No main logic (Machine learning, analysis) is done in the web app, it is simply reading rows from the database, and presenting them with some very minimal formatting.
The default from page matches '/new' on Reddit/r/DirtyPenPals because there is some machine-learning friendly data to be had.
Upcoming will be a view that reflects /top as well, but that is extra
To fill the database there are several Postgres-enabled micro-services, intercommunicating via the async NOTIFY chain in postgresql.
Because of this architecture, each running service needs at least two connections to the database. One for the poller (mainloop), and more for eventual workers.
Each listening service can be multi-threaded or event-based in a mainloop.
here are currently three archivers, one that polls /r/new every minute, grabs all posts, inserts them into the database, and sends a notification.
The other two are batch jobs to pre-fill the database.

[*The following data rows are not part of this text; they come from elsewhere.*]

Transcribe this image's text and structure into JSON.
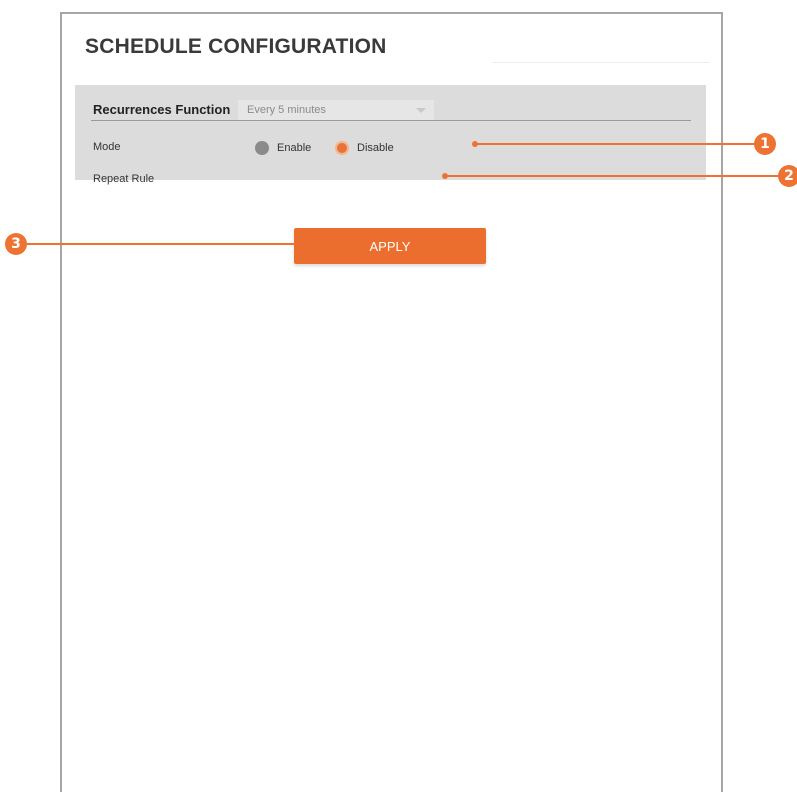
{
  "page": {
    "title": "SCHEDULE CONFIGURATION"
  },
  "section": {
    "title": "Recurrences Function",
    "mode": {
      "label": "Mode",
      "options": [
        {
          "label": "Enable",
          "selected": false
        },
        {
          "label": "Disable",
          "selected": true
        }
      ]
    },
    "repeat_rule": {
      "label": "Repeat Rule",
      "value": "Every 5 minutes"
    }
  },
  "apply_button": {
    "label": "APPLY"
  },
  "callouts": [
    "1",
    "2",
    "3"
  ],
  "colors": {
    "accent": "#ec6e2e",
    "section_bg": "#dcdcdc",
    "radio_unselected": "#8a8a8a"
  }
}
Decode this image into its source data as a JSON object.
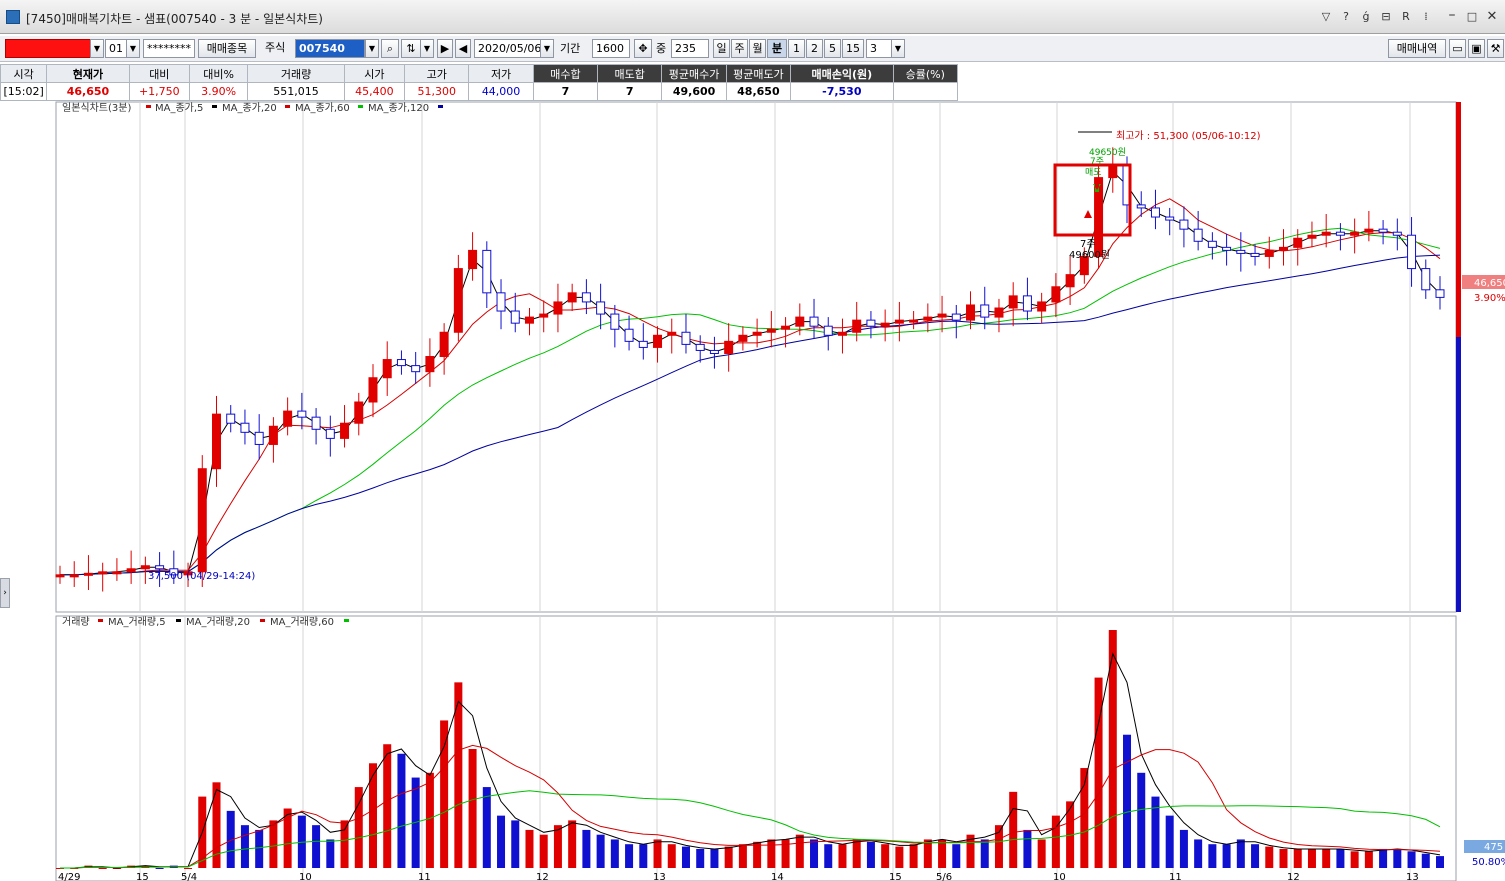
{
  "window": {
    "title": "[7450]매매복기차트 - 샘표(007540 - 3 분 - 일본식차트)",
    "buttons": [
      "▽",
      "?",
      "ǵ",
      "⊟",
      "R",
      "⁞"
    ]
  },
  "toolbar": {
    "account": "",
    "account_sub": "01",
    "password": "********",
    "trade_item_btn": "매매종목",
    "market": "주식",
    "code": "007540",
    "date": "2020/05/06",
    "period_label": "기간",
    "period": "1600",
    "mid_label": "중",
    "mid_value": "235",
    "interval_tabs": [
      "일",
      "주",
      "월",
      "분",
      "1",
      "2",
      "5",
      "15"
    ],
    "interval_value": "3",
    "history_btn": "매매내역"
  },
  "info": {
    "headers": [
      "시각",
      "현재가",
      "대비",
      "대비%",
      "거래량",
      "시가",
      "고가",
      "저가",
      "매수합",
      "매도합",
      "평균매수가",
      "평균매도가",
      "매매손익(원)",
      "승률(%)"
    ],
    "values": [
      "[15:02]",
      "46,650",
      "+1,750",
      "3.90%",
      "551,015",
      "45,400",
      "51,300",
      "44,000",
      "7",
      "7",
      "49,600",
      "48,650",
      "-7,530",
      ""
    ]
  },
  "price_chart": {
    "legend": [
      {
        "text": "일본식차트(3분)",
        "color": "#d40000"
      },
      {
        "text": "MA_종가,5",
        "color": "#000000"
      },
      {
        "text": "MA_종가,20",
        "color": "#d40000"
      },
      {
        "text": "MA_종가,60",
        "color": "#00c000"
      },
      {
        "text": "MA_종가,120",
        "color": "#0000a0"
      }
    ],
    "annotations": {
      "high": "최고가 : 51,300 (05/06-10:12)",
      "low": "37,500 (04/29-14:24)",
      "sell_qty": "7주",
      "sell_price": "49650원",
      "sell_label": "매도",
      "buy_qty": "7주",
      "buy_price": "49600원",
      "current_price": "46,650",
      "current_pct": "3.90%"
    }
  },
  "volume_chart": {
    "legend": [
      {
        "text": "거래량",
        "color": "#d40000"
      },
      {
        "text": "MA_거래량,5",
        "color": "#000000"
      },
      {
        "text": "MA_거래량,20",
        "color": "#d40000"
      },
      {
        "text": "MA_거래량,60",
        "color": "#00c000"
      }
    ],
    "current_volume": "475",
    "current_pct": "50.80%"
  },
  "x_axis": {
    "labels": [
      "4/29",
      "15",
      "5/4",
      "10",
      "11",
      "12",
      "13",
      "14",
      "15",
      "5/6",
      "10",
      "11",
      "12",
      "13"
    ]
  },
  "chart_data": {
    "type": "candlestick",
    "title": "일본식차트(3분)",
    "security": "샘표(007540)",
    "interval": "3 분",
    "price_high": 51300,
    "price_high_time": "05/06-10:12",
    "price_low": 37500,
    "price_low_time": "04/29-14:24",
    "current_price": 46650,
    "change": 1750,
    "change_pct": 3.9,
    "volume": 551015,
    "open": 45400,
    "day_high": 51300,
    "day_low": 44000,
    "trades": [
      {
        "side": "buy",
        "qty": 7,
        "price": 49600
      },
      {
        "side": "sell",
        "qty": 7,
        "price": 49650
      }
    ],
    "ylim": [
      37000,
      52500
    ],
    "close_path": [
      37500,
      37500,
      37550,
      37600,
      37600,
      37700,
      37800,
      37700,
      37500,
      37600,
      41000,
      42800,
      42500,
      42200,
      41800,
      42400,
      42900,
      42700,
      42300,
      42000,
      42500,
      43200,
      44000,
      44600,
      44400,
      44200,
      44700,
      45500,
      47600,
      48200,
      46800,
      46200,
      45800,
      46000,
      46100,
      46500,
      46800,
      46500,
      46100,
      45600,
      45200,
      45000,
      45400,
      45500,
      45100,
      44900,
      44800,
      45200,
      45400,
      45500,
      45600,
      45700,
      46000,
      45700,
      45400,
      45500,
      45900,
      45700,
      45800,
      45900,
      45900,
      46000,
      46100,
      45900,
      46400,
      46000,
      46300,
      46700,
      46200,
      46500,
      47000,
      47400,
      48000,
      50600,
      51000,
      49700,
      49600,
      49300,
      49200,
      48900,
      48500,
      48300,
      48200,
      48100,
      48000,
      48200,
      48300,
      48600,
      48700,
      48800,
      48700,
      48800,
      48900,
      48800,
      48700,
      47600,
      46900,
      46650
    ],
    "volume_path": [
      0,
      0,
      1,
      0,
      0,
      1,
      1,
      0,
      1,
      0,
      30,
      36,
      24,
      18,
      16,
      20,
      25,
      22,
      18,
      12,
      20,
      34,
      44,
      52,
      48,
      38,
      40,
      62,
      78,
      50,
      34,
      22,
      20,
      16,
      14,
      18,
      20,
      16,
      14,
      12,
      10,
      10,
      12,
      10,
      9,
      8,
      8,
      9,
      10,
      11,
      12,
      12,
      14,
      12,
      10,
      10,
      12,
      11,
      10,
      9,
      10,
      12,
      12,
      10,
      14,
      12,
      18,
      32,
      16,
      12,
      22,
      28,
      42,
      80,
      100,
      56,
      40,
      30,
      22,
      16,
      12,
      10,
      10,
      12,
      10,
      9,
      8,
      8,
      8,
      8,
      8,
      7,
      7,
      8,
      8,
      7,
      6,
      5
    ]
  }
}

One will use the search interface and bisect the history of a subreddit to find posts. While this is functional, it fails to find **all posts, and the guess is that we only see about 20% of all historical posts.

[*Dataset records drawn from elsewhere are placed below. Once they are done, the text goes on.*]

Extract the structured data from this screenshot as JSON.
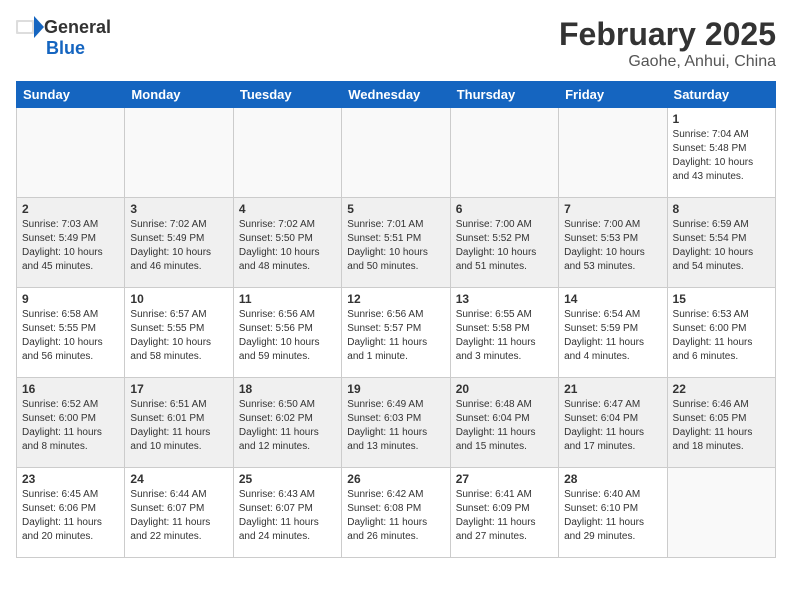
{
  "header": {
    "logo_general": "General",
    "logo_blue": "Blue",
    "month": "February 2025",
    "location": "Gaohe, Anhui, China"
  },
  "weekdays": [
    "Sunday",
    "Monday",
    "Tuesday",
    "Wednesday",
    "Thursday",
    "Friday",
    "Saturday"
  ],
  "weeks": [
    {
      "shaded": false,
      "days": [
        {
          "num": "",
          "detail": ""
        },
        {
          "num": "",
          "detail": ""
        },
        {
          "num": "",
          "detail": ""
        },
        {
          "num": "",
          "detail": ""
        },
        {
          "num": "",
          "detail": ""
        },
        {
          "num": "",
          "detail": ""
        },
        {
          "num": "1",
          "detail": "Sunrise: 7:04 AM\nSunset: 5:48 PM\nDaylight: 10 hours and 43 minutes."
        }
      ]
    },
    {
      "shaded": true,
      "days": [
        {
          "num": "2",
          "detail": "Sunrise: 7:03 AM\nSunset: 5:49 PM\nDaylight: 10 hours and 45 minutes."
        },
        {
          "num": "3",
          "detail": "Sunrise: 7:02 AM\nSunset: 5:49 PM\nDaylight: 10 hours and 46 minutes."
        },
        {
          "num": "4",
          "detail": "Sunrise: 7:02 AM\nSunset: 5:50 PM\nDaylight: 10 hours and 48 minutes."
        },
        {
          "num": "5",
          "detail": "Sunrise: 7:01 AM\nSunset: 5:51 PM\nDaylight: 10 hours and 50 minutes."
        },
        {
          "num": "6",
          "detail": "Sunrise: 7:00 AM\nSunset: 5:52 PM\nDaylight: 10 hours and 51 minutes."
        },
        {
          "num": "7",
          "detail": "Sunrise: 7:00 AM\nSunset: 5:53 PM\nDaylight: 10 hours and 53 minutes."
        },
        {
          "num": "8",
          "detail": "Sunrise: 6:59 AM\nSunset: 5:54 PM\nDaylight: 10 hours and 54 minutes."
        }
      ]
    },
    {
      "shaded": false,
      "days": [
        {
          "num": "9",
          "detail": "Sunrise: 6:58 AM\nSunset: 5:55 PM\nDaylight: 10 hours and 56 minutes."
        },
        {
          "num": "10",
          "detail": "Sunrise: 6:57 AM\nSunset: 5:55 PM\nDaylight: 10 hours and 58 minutes."
        },
        {
          "num": "11",
          "detail": "Sunrise: 6:56 AM\nSunset: 5:56 PM\nDaylight: 10 hours and 59 minutes."
        },
        {
          "num": "12",
          "detail": "Sunrise: 6:56 AM\nSunset: 5:57 PM\nDaylight: 11 hours and 1 minute."
        },
        {
          "num": "13",
          "detail": "Sunrise: 6:55 AM\nSunset: 5:58 PM\nDaylight: 11 hours and 3 minutes."
        },
        {
          "num": "14",
          "detail": "Sunrise: 6:54 AM\nSunset: 5:59 PM\nDaylight: 11 hours and 4 minutes."
        },
        {
          "num": "15",
          "detail": "Sunrise: 6:53 AM\nSunset: 6:00 PM\nDaylight: 11 hours and 6 minutes."
        }
      ]
    },
    {
      "shaded": true,
      "days": [
        {
          "num": "16",
          "detail": "Sunrise: 6:52 AM\nSunset: 6:00 PM\nDaylight: 11 hours and 8 minutes."
        },
        {
          "num": "17",
          "detail": "Sunrise: 6:51 AM\nSunset: 6:01 PM\nDaylight: 11 hours and 10 minutes."
        },
        {
          "num": "18",
          "detail": "Sunrise: 6:50 AM\nSunset: 6:02 PM\nDaylight: 11 hours and 12 minutes."
        },
        {
          "num": "19",
          "detail": "Sunrise: 6:49 AM\nSunset: 6:03 PM\nDaylight: 11 hours and 13 minutes."
        },
        {
          "num": "20",
          "detail": "Sunrise: 6:48 AM\nSunset: 6:04 PM\nDaylight: 11 hours and 15 minutes."
        },
        {
          "num": "21",
          "detail": "Sunrise: 6:47 AM\nSunset: 6:04 PM\nDaylight: 11 hours and 17 minutes."
        },
        {
          "num": "22",
          "detail": "Sunrise: 6:46 AM\nSunset: 6:05 PM\nDaylight: 11 hours and 18 minutes."
        }
      ]
    },
    {
      "shaded": false,
      "days": [
        {
          "num": "23",
          "detail": "Sunrise: 6:45 AM\nSunset: 6:06 PM\nDaylight: 11 hours and 20 minutes."
        },
        {
          "num": "24",
          "detail": "Sunrise: 6:44 AM\nSunset: 6:07 PM\nDaylight: 11 hours and 22 minutes."
        },
        {
          "num": "25",
          "detail": "Sunrise: 6:43 AM\nSunset: 6:07 PM\nDaylight: 11 hours and 24 minutes."
        },
        {
          "num": "26",
          "detail": "Sunrise: 6:42 AM\nSunset: 6:08 PM\nDaylight: 11 hours and 26 minutes."
        },
        {
          "num": "27",
          "detail": "Sunrise: 6:41 AM\nSunset: 6:09 PM\nDaylight: 11 hours and 27 minutes."
        },
        {
          "num": "28",
          "detail": "Sunrise: 6:40 AM\nSunset: 6:10 PM\nDaylight: 11 hours and 29 minutes."
        },
        {
          "num": "",
          "detail": ""
        }
      ]
    }
  ]
}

The third batch job will iterate over the database and locate authors. It will then use the reddit search API to find more posts by these authors, and put them in. This is a slow process, and is entirely capped by the reddit API limitation, but it finds quite a lot more, missing posts.

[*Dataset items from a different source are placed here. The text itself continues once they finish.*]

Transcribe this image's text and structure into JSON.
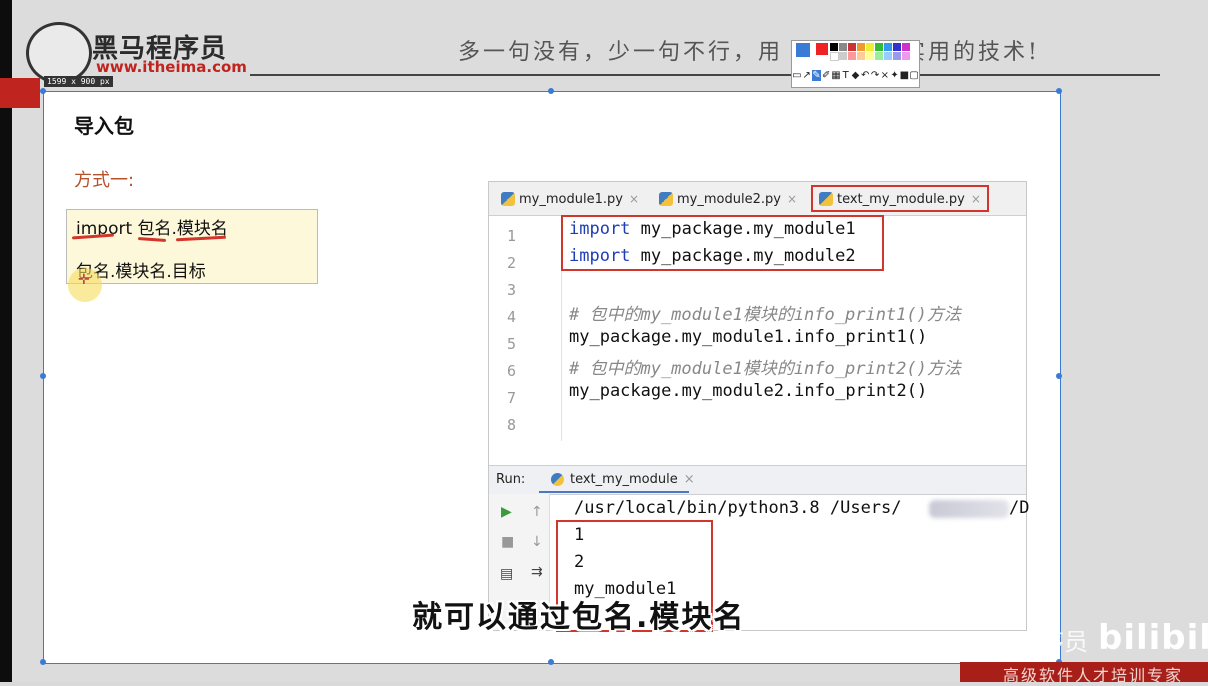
{
  "header": {
    "brand_cn": "黑马程序员",
    "brand_url": "www.itheima.com",
    "size_tag": "1599 x 900  px",
    "slogan": "多一句没有，少一句不行，用 最 教会最实用的技术!"
  },
  "slide": {
    "title": "导入包",
    "method": "方式一:",
    "note_line1": "import 包名.模块名",
    "note_line2": "包名.模块名.目标"
  },
  "ide": {
    "tabs": [
      {
        "label": "my_module1.py"
      },
      {
        "label": "my_module2.py"
      },
      {
        "label": "text_my_module.py"
      }
    ],
    "line_numbers": [
      "1",
      "2",
      "3",
      "4",
      "5",
      "6",
      "7",
      "8"
    ],
    "code": {
      "l1_kw": "import",
      "l1_rest": " my_package.my_module1",
      "l2_kw": "import",
      "l2_rest": " my_package.my_module2",
      "l4": "# 包中的my_module1模块的info_print1()方法",
      "l5": "my_package.my_module1.info_print1()",
      "l6": "# 包中的my_module1模块的info_print2()方法",
      "l7": "my_package.my_module2.info_print2()"
    },
    "run": {
      "label": "Run:",
      "tab": "text_my_module",
      "command": "/usr/local/bin/python3.8 /Users/",
      "command_tail": "/D",
      "output": [
        "1",
        "2",
        "my_module1"
      ]
    }
  },
  "subtitle": "就可以通过包名.模块名",
  "watermark": {
    "text": "序员",
    "bilibili": "bilibili",
    "bottom": "高级软件人才培训专家"
  },
  "colors": {
    "accent_red": "#d2352a",
    "keyword_blue": "#1d3eb4",
    "selection_blue": "#3a7bd5"
  }
}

There are currently two machine learning type activities. These are long-running processes that have some fairly significant internal state, using a few gigs of memory.
Duplications (Reposts and post Copies) are handled by the method of (LSH) MinHash each post is shingled and stripped from common stop-words, then a MinHash is calculated over this set of shingles, and queried compared to the LSH cache. This gives us an approximate set of matching documents.
For each of these matching documents, the Jaccard Similarity is approximated from the MinHashes, and stored as the similarity score.
The above process should probably be split into two, one that finds matches using LSH, and one that calculates the differences and scores them together.
The other learner process are Naive Bayes Classifiers for a few different set-ups.
The best functioning one will build a corpus of gender-tagged based on The DPP Verification system. ( This is the part that was very suited for machine learning. ) These scores are then written to a tally table, together with the confidence score.
The Topic-guesser is trained on a sample of M4F/F4M/F4F/F4A/M4A/M4M posts, up to 15000 posts each. This makes each instance behave non-deterministically, and I am reconsidering its existance. The topic-guesser is also too memory hungry to fit in my 2GiB server.
There are several backend tools to display scores and sentiments in real-time as they drop in via the async notifications.
There are also pre-build versions of many of the tools that will fill up/recalculate scores based on the current max state.
What is left
The Bayesian models need to be restarted regularly, because they do not re-learn when new, verified content drops in. This should be automated.
Currently the Title guesser bayesian model is disabled as it is using too much RAM for my server.
More bayesian models. There is a scoring model that will guess the end-score of a post, but this performs, really really badly, as we cannot read the proper scores from reddit, and we would need to pick a learning time-range to base our scoring on.
More frontend. Doh. Just look at it.
Score updater. Something that grabs current scores for posts and updates those fields, without losing too much data or getting rate-limited by the API.
/r/talesfromtechsupport and /r/nosleep. Those are what I started with, and where the score-guessing came from.
Meta-guesser. Using titles as a correction, make a guesser for how META a post is as it comes in.
Verifier. Something that can trawl other subreddits (/r/gonewild?) for posters that did not verify gender and see if we can get a better set of "facts" there.